Ambos se despidieron con la promesa de que él la invitaría a cenar.
Ella, al ingresar a la casa donde vivía, se apoyó en la puerta de su cuarto, extasiada de emoción. Veía en Juan Carlos a un hombre muy respetuoso de las personas, de las instituciones, un hombre de altos valores con quien, a pesar de su poca cultura, no se sintió discriminada, al contrario, él había sido paciente y calmo. No lo sintió inalcanzable.
Por el otro lado, Juan Carlos quedó fascinado con la personalidad avasallante de María del Carmen. Caminó sonriendo, pensando en su manera de ser tan auténtica. Quería conocer a esa chica…
Y así fue como comenzó a frecuentarla. Ambos se llevaban muy bien, a pesar de las diferentes personalidades. Había algo más que el amor que los enlazaban: tenían mucho sentido del humor y eran muy trabajadores.
Pero pasó algo inesperado: se produjo un bombardeo en Plaza de Mayo, habían querido matar al presidente, Juan D. Perón. María del Carmen se asustó; por suerte, con Sam se acompañaban para darse ánimo.
Juan Carlos estaba acuartelado. Tuvo mucho tiempo de pensar en su vida y en lo que deseaba. Estaba tan asustado como su padre lo había estado muchos años atrás. Se preguntaba si sus días iban a ser tan inciertos. Luego se contentó, pues pensaba que el dolor era una cara de la misma moneda y, cuando saliera de ese encierro, iba a ser feliz pues vería a su amada y a su padre, que le daría empuje para seguir con sus sueños.
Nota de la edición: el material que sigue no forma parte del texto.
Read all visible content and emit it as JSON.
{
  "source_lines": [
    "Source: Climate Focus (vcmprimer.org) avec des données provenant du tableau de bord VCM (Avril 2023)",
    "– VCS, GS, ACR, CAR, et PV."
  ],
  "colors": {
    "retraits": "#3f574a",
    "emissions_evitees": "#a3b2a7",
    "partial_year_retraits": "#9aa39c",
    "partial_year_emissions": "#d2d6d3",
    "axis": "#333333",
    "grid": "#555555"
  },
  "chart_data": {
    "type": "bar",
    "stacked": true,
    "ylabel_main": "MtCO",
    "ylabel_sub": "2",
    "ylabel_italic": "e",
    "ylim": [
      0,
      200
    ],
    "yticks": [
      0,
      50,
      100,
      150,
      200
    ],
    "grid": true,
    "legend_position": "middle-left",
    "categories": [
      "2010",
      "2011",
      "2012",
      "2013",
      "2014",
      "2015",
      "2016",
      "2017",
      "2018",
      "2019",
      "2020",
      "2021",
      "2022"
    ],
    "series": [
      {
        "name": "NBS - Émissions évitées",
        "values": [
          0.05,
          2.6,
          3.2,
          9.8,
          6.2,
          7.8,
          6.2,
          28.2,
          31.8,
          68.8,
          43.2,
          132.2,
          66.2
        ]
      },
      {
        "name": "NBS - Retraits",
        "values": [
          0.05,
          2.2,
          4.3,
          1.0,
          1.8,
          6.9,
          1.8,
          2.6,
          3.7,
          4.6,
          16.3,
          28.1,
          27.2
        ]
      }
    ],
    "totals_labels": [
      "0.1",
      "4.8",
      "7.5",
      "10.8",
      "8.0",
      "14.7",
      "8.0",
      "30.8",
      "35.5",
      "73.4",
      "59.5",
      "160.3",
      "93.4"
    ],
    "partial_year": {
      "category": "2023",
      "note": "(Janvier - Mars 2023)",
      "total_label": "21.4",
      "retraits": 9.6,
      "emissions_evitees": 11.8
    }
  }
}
Había descubierto que la alegría y el dolor son inseparables.
Después de un par de meses, vio a su padre y a su novia, físicamente estaba desmejorado, pero no su valor y entereza.
Durante ese tiempo en soledad, pensó que quería formar una familia. Había encontrado a la mujer de su vida. Sin embargo, esperaron un par de años para establecerse juntos. Aunaron esfuerzos y se hicieron cargo, con unos socios, de un hotel en Constitución. Así, ella podría tener más tiempo de estar con su madre, que había llegado a Buenos Aires no hacía mucho. Pero lo tuvieron que dejar al poco tiempo, ya que todo el trabajo recaía sobre Juan Carlos y aún más sobre María del Carmen, era mucho esfuerzo, pero debían dividir las ganancias entre las dos parejas. Entonces, claudicaron y abandonaron el proyecto del hotel.
Pero ese tropiezo los hizo unirse aún más para proyectar una vida juntos. Sabían que saldrían adelante: se tenían a ellos, y su amor era indestructible.